14 thoughts on “How To Create A Simple No-Till Garden With Little Weeding – Forever!

  • April 17, 2018 at 5:19 pm

    Hi Penny We do get quite a bit of wind at our garden. We find that if we put it down in thick layers with the straw still in a crisscross pattern that it helps tremendously. We have even watered it down if there was no rain in the forecast before to help it stay in place.

  • April 17, 2018 at 12:43 pm

    You must not live where there is a lot of wind, because where I live the straw would all blow away.

  • April 17, 2018 at 9:24 am

    Hi Sheri Once the plants are done for the season, we pull them out of the ground and cover the planted area with straw until we are ready to plant the cover crops. We always keep the growing rows covered so that weed seeds can’t enter the area. As for the book, it is also available at Barnes and Noble, and Indiebound if you have access to those websites. Hope this helps!

  • April 15, 2018 at 10:56 am

    On e you are done your garden and before you plant a cover crop what do you do with the straw around your plants. Also, I am Canadian, yes cover crops work well in Ontario, but where do I purchase your books amazon.ca doesn’t have them my first year doing it this way.

  • April 12, 2018 at 11:30 am

    Hi Joey Watermelon and cantaloupe vines spread wildly during the growing season. We actually planted our watermelon in a different location on our property as a trial run one year (up close to where the house now sits). We have not grown them in our set up Raised Row Garden. You can plant them about 3 feet apart, however, the vines will need to be trained to stay out of the walkways. Hope this helps!

  • April 10, 2018 at 4:23 pm

    Hi Jim & Mary- have seen you speak several times and have both your books. Cannot wait to get my garden started this spring. I have noticed you have a few pics of watermelon on your site from several years ago, but fruit, specifically watermelon and cantaloupe, aren’t mentioned in your raised row book. I’m using your directions to plant and would love to hear how closely you’d plant those as I plan to include them in my garden. Thanks so much!

  • April 7, 2018 at 8:50 am

    Hi Kris Yes, we cover the rye seed with a thin layer of the straw that we use in our growing rows. And thank you for following our website!

  • April 7, 2018 at 8:49 am

    Hi Kathie We don’t have too many pest issues, most likely due to crop rotation and soil revitalization techniques that we use. Broken egg shells around the base of our plants may also help keep slugs away.

  • April 7, 2018 at 8:46 am

    Hi Bob We water directly at our plant’s base. You can do this with irrigation tubes or we actually do it with milk gallon jugs and water each plant directly.
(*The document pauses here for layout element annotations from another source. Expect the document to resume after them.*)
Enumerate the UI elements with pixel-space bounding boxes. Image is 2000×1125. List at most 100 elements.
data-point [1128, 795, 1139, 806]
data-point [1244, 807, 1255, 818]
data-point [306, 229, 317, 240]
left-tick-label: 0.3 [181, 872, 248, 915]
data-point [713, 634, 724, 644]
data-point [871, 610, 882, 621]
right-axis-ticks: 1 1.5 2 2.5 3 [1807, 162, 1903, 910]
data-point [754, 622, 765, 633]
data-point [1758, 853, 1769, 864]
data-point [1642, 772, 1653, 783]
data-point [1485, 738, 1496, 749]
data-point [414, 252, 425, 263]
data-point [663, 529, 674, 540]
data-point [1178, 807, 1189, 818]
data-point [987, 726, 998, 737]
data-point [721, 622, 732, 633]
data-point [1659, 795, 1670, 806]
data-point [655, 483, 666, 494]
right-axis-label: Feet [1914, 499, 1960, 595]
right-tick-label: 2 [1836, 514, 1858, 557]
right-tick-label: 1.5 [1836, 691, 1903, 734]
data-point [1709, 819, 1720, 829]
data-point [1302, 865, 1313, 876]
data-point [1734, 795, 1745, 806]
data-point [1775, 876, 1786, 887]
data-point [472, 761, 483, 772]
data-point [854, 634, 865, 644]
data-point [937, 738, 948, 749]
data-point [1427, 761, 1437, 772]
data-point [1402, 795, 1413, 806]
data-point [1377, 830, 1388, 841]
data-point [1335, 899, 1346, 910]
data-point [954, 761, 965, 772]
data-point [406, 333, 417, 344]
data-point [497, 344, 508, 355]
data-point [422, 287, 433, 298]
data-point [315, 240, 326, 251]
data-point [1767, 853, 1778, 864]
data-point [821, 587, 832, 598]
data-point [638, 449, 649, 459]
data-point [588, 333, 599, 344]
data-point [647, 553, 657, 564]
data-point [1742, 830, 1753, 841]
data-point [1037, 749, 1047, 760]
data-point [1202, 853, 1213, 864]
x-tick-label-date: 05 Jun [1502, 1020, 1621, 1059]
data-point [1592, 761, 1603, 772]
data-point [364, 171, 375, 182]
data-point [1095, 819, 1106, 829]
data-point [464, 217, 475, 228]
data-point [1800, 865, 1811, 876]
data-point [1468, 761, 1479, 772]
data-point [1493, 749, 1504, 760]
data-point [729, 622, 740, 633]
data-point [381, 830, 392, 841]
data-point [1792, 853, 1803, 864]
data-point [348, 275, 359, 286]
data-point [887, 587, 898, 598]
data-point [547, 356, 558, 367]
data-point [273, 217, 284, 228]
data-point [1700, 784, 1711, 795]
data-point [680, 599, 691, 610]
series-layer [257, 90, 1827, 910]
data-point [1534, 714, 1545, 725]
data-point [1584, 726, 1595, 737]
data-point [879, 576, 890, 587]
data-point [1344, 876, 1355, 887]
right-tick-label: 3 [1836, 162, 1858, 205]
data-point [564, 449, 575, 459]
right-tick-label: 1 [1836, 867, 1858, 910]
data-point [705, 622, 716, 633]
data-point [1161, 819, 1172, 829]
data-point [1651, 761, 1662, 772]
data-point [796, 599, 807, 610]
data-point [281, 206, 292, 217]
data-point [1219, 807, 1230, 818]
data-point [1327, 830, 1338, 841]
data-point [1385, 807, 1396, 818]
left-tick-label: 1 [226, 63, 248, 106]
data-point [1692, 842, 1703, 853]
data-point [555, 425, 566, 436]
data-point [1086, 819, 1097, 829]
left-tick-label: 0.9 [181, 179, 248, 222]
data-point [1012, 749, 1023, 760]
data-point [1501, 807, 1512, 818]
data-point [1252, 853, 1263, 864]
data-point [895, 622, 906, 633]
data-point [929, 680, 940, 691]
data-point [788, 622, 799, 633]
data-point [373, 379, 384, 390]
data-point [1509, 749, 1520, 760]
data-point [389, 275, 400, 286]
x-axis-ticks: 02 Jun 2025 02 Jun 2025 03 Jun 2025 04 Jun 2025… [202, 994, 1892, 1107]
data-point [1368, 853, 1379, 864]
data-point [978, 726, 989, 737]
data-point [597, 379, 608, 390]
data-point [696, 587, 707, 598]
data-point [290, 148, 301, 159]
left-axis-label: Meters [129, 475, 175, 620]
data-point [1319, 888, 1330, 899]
  • April 7, 2018 at 8:44 am

    Hi Diane You would have to plant the rye grass earlier so that it starts to grow before the first freeze.

  • April 6, 2018 at 6:01 am

    After planting the rye seeds in the Fall, do you cove the seeds with the mulch you “pulled back”? Love your website and farm!

  • April 5, 2018 at 9:33 am

    The only problem with this method I have found is the sow bugs and snails / slugs that love this environment. How do you deal with that?

  • April 5, 2018 at 9:21 am

    Ok this is all good and well but how do you water the plants, sprinkling . This would wast a lot of water, and you can’t flood it.

  • April 5, 2018 at 7:58 am

    Yes, this is the way to go! Do you know if the rye grass grow in Quebec, Canada?